In architecture, behind every facade there’s always something new to be discovered. In Hiroshima, Japan there’s a small two-story family home of 112sqm that conceals an unexpected mystery: an indoor courtyard with an earth floor and a central tree located at the heart of this unique house.
A raw concrete volume shelters a unique combination of natural and artificial values in order to attain the most pure contact between inhabitants and their domestic garden. Positioned beside a river canal and a road, House in Yagi was intentionally designed to look unfinished. The silhouette couldn’t be more impressive: concrete walls were left exposed both inside and outs.
The ground floor welcomes you to enjoy a double-height courtyard before reaching the so-called conventional house program. A concrete staircase folds around one corner of the volume, leading to the upper living spaces that include a combined dining room and kitchen, a bedroom that can be screened behind a partition, a bathroom and a storage closet.

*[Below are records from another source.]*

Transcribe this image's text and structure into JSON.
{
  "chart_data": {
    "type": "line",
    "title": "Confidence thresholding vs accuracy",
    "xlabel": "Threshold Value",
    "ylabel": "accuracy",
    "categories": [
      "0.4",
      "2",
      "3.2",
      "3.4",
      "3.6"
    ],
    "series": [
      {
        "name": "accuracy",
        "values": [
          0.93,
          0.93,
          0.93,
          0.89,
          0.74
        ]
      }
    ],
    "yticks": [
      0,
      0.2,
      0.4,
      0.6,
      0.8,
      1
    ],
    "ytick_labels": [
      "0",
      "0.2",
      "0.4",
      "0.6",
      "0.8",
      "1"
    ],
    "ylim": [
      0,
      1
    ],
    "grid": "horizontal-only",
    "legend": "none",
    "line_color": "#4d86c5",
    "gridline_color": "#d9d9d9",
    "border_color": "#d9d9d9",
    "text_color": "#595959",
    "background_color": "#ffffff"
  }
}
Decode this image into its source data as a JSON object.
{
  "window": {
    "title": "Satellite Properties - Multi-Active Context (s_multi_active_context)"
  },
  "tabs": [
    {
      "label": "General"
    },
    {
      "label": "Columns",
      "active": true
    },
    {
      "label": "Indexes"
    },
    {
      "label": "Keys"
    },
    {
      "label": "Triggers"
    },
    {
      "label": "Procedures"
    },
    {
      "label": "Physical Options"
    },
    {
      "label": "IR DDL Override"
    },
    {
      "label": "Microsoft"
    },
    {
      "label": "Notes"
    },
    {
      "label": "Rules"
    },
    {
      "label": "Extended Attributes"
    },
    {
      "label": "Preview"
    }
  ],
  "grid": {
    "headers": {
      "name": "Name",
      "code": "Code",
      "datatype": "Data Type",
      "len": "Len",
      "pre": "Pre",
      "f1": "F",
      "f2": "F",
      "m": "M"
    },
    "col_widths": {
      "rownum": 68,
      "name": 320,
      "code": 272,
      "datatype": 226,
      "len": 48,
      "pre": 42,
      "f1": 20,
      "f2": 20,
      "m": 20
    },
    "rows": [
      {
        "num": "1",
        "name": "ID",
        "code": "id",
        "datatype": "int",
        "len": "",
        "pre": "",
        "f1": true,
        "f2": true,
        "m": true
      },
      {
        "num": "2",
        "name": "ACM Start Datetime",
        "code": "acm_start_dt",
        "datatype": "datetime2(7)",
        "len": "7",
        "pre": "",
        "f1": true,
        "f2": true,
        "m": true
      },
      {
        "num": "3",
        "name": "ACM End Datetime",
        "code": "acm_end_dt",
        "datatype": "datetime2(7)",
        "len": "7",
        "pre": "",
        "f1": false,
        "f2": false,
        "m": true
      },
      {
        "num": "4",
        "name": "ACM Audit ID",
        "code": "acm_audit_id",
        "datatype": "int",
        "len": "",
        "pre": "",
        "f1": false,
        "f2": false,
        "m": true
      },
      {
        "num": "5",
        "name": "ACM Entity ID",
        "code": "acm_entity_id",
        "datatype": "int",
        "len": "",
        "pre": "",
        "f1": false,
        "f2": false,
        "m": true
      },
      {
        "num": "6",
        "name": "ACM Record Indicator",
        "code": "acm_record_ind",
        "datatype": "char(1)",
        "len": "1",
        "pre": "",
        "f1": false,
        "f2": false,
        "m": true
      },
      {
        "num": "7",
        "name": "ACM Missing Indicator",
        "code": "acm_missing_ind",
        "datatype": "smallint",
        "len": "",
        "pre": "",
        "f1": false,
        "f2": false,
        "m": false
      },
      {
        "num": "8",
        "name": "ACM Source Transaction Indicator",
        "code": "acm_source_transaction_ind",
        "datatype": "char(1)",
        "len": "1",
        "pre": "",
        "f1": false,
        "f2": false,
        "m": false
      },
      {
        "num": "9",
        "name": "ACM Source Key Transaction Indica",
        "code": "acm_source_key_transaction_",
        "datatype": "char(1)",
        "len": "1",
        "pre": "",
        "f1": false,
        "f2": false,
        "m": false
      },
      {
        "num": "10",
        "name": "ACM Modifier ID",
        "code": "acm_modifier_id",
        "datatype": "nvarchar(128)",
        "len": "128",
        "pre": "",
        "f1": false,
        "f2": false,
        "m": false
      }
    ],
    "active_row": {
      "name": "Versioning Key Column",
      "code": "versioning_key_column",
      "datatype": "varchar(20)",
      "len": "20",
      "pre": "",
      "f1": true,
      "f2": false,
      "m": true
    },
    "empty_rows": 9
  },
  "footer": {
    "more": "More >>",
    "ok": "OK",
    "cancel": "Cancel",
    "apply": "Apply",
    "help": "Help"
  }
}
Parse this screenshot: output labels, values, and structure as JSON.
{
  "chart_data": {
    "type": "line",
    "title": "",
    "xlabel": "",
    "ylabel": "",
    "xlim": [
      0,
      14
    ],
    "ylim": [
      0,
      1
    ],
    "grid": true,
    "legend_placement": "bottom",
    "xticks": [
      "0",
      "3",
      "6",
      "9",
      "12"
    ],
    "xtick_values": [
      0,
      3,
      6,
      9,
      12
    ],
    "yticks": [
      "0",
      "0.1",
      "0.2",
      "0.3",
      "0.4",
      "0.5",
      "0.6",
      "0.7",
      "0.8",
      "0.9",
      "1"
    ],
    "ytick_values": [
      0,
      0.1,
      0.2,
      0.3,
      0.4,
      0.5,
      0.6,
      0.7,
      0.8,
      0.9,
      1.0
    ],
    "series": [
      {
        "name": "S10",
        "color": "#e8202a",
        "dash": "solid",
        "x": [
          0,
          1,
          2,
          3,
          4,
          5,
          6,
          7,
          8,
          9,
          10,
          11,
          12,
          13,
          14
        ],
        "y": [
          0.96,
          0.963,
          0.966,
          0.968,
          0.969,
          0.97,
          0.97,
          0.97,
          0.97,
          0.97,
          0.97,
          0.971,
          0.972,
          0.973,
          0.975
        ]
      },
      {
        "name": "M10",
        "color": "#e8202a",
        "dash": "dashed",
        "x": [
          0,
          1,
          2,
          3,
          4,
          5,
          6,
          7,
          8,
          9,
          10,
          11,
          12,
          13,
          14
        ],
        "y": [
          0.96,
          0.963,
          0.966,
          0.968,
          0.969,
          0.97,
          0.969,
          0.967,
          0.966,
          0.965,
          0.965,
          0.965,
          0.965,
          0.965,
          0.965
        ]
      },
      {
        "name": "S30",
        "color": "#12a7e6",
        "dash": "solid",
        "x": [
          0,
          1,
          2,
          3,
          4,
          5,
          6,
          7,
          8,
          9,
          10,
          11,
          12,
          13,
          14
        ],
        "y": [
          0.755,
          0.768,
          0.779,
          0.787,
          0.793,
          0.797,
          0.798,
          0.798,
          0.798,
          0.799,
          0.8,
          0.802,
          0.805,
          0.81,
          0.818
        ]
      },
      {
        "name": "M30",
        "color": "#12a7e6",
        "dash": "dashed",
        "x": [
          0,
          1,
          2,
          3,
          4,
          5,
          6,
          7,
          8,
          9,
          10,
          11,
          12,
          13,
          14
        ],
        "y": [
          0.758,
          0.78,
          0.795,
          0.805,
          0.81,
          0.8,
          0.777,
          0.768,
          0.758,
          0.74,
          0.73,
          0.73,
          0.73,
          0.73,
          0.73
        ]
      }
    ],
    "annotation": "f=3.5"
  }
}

Flexibility was a determinant goal to achieve such an unconventional space organization. Currently, the house serves a growing family of four, however in the future it could be adapted to add more rooms and living spaces.
In fact, square windows of different sizes surround the entire facade offering multiple combinations of rooms… Even the windows of the double-height courtyard follow the same logic, but were left without glazing to allow wind and rain to gently refresh the earthy ground floor.